Segundo as montadoras de veículos, no ano que vem os carros híbridos
responderão por 60% das vendas.
“Eu compraria um carro híbrido porque o preço do álcool é a metade do da
gasolina”, afirma Vinícius Simões Mariano, um motorista de táxi de São
Paulo. “Toda montadora de veículos está lançando um carro híbrido. Os
brasileiros estão realmente animados com relação a esses carros”.
Brasileiros no Estado de São Paulo, juntamente com fazendeiros em Goiás e no
Mato Grosso, cultivam seis milhões de hectares de cana-de-açúcar.
Mais dois milhões de hectares serão necessários até 2010, afirma Burnquist,
a fim de satisfazer a demanda doméstica e internacional por açúcar e álcool.
Gigantes estrangeiros dos agronegócios, como a Cargill, com sede em
Minnesota, devem injetar mais bilhões de dólares na indústria açucareira do
Brasil e ajudar a construir pelo menos 45 novas usinas, segundo a Federação
de Cana-de-Açúcar de São Paulo. Os usineiros domésticos também estão
investindo alto para aumentar a produção e modernizar destilarias, terminais
e portos.
Em 1974, o petróleo importado representava 80% do consumo brasileiro de
energia. Após o aumento da produção doméstica de petróleo e álcool, o Brasil
espera ser auto-suficiente em combustíveis até o final de 2006, segundo a
companhia estatal Petrobras.
Segundo Rodrigues e outras autoridades governamentais, este é o momento do
Brasil fornecer combustível ao mundo.
Investidores franceses e japoneses do setor açucareiro se sentem em casa em
Ribeirão Preto (com uma população de 550 mil habitantes), uma das cidades
brasileiras mais ricas. Apelidada de “a Califórnia brasileira” devido a uma
mistura de clima, indústria e riqueza, a cidade possui 72 prédios altos e o
excelente Teatro Pedro 2º.
Estimuladas pelos preços ascendentes do petróleo e pelo Protocolo de Kyoto
(que exige que a maioria dos países reduza a emissão de gases causadores do
efeito estufa), nações européias, asiáticas e latino-americanas diversificam
as suas fontes de energia.
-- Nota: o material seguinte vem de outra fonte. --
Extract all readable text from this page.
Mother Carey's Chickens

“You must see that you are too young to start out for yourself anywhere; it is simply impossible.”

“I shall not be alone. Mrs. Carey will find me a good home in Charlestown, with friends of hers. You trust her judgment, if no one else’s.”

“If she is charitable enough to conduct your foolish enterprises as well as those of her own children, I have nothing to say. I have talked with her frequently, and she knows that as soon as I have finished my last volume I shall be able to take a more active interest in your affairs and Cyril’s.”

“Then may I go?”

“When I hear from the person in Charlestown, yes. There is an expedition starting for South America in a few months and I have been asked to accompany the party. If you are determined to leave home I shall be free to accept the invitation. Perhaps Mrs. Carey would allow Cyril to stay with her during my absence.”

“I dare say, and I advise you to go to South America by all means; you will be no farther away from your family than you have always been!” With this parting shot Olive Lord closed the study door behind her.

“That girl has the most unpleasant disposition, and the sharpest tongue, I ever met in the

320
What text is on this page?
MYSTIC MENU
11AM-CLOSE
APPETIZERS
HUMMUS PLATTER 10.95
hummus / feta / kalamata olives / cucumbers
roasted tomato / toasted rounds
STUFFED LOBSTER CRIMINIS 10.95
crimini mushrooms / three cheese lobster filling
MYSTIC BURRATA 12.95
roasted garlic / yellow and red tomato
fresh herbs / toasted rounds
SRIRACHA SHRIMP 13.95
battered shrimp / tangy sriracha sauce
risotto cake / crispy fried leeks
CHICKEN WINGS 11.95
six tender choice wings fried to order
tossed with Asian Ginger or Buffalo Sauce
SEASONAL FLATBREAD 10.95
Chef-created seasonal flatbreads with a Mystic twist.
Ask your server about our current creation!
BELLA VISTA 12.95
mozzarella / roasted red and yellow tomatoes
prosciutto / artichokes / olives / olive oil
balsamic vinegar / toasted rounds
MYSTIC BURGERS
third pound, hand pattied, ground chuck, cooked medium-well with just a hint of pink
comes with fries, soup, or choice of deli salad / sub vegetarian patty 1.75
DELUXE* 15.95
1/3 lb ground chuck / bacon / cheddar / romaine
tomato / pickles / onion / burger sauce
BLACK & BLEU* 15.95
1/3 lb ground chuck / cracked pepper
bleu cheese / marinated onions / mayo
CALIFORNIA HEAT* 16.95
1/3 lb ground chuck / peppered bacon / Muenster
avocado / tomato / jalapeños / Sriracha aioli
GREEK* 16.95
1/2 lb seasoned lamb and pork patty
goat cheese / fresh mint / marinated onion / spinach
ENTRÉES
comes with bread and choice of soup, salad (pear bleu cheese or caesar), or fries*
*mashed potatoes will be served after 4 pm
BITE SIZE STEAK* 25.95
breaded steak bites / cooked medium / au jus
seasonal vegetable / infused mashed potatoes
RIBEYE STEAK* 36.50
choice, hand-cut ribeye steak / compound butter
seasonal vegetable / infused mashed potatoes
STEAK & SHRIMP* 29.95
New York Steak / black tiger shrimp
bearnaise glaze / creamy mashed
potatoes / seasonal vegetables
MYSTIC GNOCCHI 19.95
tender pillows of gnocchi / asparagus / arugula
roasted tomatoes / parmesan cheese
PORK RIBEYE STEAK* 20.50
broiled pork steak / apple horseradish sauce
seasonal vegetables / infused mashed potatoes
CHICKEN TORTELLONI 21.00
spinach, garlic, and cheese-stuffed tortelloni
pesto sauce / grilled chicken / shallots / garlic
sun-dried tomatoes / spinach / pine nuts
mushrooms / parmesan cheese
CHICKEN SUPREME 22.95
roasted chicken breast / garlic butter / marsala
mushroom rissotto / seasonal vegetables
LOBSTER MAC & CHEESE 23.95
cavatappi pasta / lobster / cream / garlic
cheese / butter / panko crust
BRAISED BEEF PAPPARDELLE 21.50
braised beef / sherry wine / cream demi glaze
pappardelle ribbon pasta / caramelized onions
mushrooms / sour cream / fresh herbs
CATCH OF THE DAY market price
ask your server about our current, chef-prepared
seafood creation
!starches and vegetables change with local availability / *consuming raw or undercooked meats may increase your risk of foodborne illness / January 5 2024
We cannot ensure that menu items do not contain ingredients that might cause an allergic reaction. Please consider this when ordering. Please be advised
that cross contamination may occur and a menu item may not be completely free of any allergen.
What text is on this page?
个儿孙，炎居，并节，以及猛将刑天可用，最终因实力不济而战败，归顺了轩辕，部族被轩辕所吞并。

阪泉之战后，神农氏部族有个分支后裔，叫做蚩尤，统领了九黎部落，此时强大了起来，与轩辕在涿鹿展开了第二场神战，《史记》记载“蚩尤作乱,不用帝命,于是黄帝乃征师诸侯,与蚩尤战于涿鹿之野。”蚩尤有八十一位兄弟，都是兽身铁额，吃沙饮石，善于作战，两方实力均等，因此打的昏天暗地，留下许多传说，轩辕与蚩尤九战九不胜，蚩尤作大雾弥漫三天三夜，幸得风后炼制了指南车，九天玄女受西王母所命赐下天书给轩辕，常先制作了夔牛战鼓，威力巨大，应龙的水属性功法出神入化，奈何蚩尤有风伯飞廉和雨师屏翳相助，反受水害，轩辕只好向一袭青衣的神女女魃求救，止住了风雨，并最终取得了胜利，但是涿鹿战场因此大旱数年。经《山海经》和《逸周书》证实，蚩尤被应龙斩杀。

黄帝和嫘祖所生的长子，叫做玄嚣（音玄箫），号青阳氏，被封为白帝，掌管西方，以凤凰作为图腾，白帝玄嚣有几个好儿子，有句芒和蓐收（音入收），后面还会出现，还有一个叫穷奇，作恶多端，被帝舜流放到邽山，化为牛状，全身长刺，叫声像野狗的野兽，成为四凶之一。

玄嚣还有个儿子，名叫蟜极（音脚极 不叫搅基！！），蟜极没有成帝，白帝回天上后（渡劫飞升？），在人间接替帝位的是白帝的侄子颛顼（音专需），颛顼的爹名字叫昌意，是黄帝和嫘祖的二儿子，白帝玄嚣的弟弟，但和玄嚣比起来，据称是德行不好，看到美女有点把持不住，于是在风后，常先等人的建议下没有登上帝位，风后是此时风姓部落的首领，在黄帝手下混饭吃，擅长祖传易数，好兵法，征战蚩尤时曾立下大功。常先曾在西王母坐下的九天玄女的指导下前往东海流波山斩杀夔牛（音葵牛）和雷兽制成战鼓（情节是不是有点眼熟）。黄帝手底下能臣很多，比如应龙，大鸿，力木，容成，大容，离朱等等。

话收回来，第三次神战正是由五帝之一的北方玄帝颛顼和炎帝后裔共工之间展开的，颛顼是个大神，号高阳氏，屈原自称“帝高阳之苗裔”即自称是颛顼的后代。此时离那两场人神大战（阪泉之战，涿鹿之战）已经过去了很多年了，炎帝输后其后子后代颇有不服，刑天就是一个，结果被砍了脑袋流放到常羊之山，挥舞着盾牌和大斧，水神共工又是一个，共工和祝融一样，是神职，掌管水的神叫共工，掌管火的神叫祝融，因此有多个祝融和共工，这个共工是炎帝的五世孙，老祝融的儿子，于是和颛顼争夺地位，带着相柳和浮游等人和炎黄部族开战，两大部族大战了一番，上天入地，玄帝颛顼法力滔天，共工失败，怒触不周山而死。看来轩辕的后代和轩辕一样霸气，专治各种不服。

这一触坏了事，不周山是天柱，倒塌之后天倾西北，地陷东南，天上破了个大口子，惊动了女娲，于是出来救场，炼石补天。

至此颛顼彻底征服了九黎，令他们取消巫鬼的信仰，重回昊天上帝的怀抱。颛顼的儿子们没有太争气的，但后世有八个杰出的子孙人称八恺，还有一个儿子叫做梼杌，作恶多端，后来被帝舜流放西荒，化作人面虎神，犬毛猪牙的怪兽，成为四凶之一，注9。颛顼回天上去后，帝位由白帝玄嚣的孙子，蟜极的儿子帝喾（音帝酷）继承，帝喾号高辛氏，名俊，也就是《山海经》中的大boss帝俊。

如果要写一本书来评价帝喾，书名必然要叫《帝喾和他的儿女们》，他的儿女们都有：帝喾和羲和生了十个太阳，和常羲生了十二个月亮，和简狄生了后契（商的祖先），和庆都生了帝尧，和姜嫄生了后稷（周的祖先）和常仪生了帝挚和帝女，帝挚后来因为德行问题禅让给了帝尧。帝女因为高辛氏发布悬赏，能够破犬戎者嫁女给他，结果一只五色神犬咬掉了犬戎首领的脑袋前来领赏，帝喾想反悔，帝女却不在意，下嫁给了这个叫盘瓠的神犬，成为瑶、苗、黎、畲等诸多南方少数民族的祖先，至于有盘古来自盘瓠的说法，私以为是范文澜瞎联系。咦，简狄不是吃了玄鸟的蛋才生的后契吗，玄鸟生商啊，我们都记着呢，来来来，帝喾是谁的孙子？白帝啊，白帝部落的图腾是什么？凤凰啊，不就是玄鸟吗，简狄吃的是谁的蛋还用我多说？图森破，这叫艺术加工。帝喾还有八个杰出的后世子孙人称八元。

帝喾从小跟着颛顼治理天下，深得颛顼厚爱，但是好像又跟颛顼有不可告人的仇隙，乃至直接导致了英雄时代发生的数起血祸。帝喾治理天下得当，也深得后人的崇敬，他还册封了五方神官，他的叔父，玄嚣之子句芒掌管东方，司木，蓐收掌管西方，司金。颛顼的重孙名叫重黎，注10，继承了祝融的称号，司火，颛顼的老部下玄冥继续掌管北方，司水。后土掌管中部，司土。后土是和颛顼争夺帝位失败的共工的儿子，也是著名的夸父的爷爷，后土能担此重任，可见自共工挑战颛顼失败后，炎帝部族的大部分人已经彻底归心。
Vários países, inclusive os Estados Unidos,
adotaram combustíveis renováveis e misturam álcool à gasolina.
As exportações brasileiras de álcool quadruplicaram no ano passado, chegando
a um recorde de US$ 500 milhões, tendo os Estados Unidos e o Japão como os
principais mercados.
As autoridades brasileiras também visualizam um grande mercado exportador
para os veículos flex-fuel e recentemente examinaram carros que consomem
combustível de forma eficiente na China, na Índia, na Tailândia e na
Austrália.
Mas o Japão e outros países continuam cautelosos quanto à dependência
excessiva em um único fornecedor de álcool. Burnquist, portanto, encoraja os
Estados Unidos, um concorrente, a incrementar a sua produção de álcool.
Mesmo assim, a cana-de-açúcar é tão barata e abundante que o Brasil é capaz
de exportar etanol para os Estados Unidos, apesar da tarifa sobre as
importações de US$ 0,14 por litro, e obter lucro.
Os Estados Unidos produzirão 15,14 bilhões de litros de etanol neste ano –o
dobro do que produziram em 2000, e quase tanto quanto o Brasil–, segundo a
Associação de Combustíveis Renováveis. Desde 2000 foram investidos US$ 3
bilhões em infraestrutura, especialmente no meio-oeste.
No entanto, o etanol continua sendo uma fonte de energia relativamente pouco
importante nos Estados Unidos. Segundo a lei, um galão de gasolina pode
conter até 10% de álcool. Alguns Estados, como Minnesota, atingem esse
limite. Porém, de forma geral, o etanol responde por apenas 3% do
combustível vendido no país.
Na Geórgia, a gasolina não contém etanol, ainda que a Agência de Proteção
Ambiental dos Estados Unidos tenha ordenado uma mistura de 10% no ano
passado para reduzir a poluição atmosférica na área metropolitana de
Atlanta.
O Estado processou a agência, alegando que a chamada gasolina
reformulada –usada em doze Estados que enfrentam problemas de poluição
atmosférica– pioraria a qualidade do ar de Atlanta e faria com que os
motoristas pagassem um centavo de dólar a mais por litro.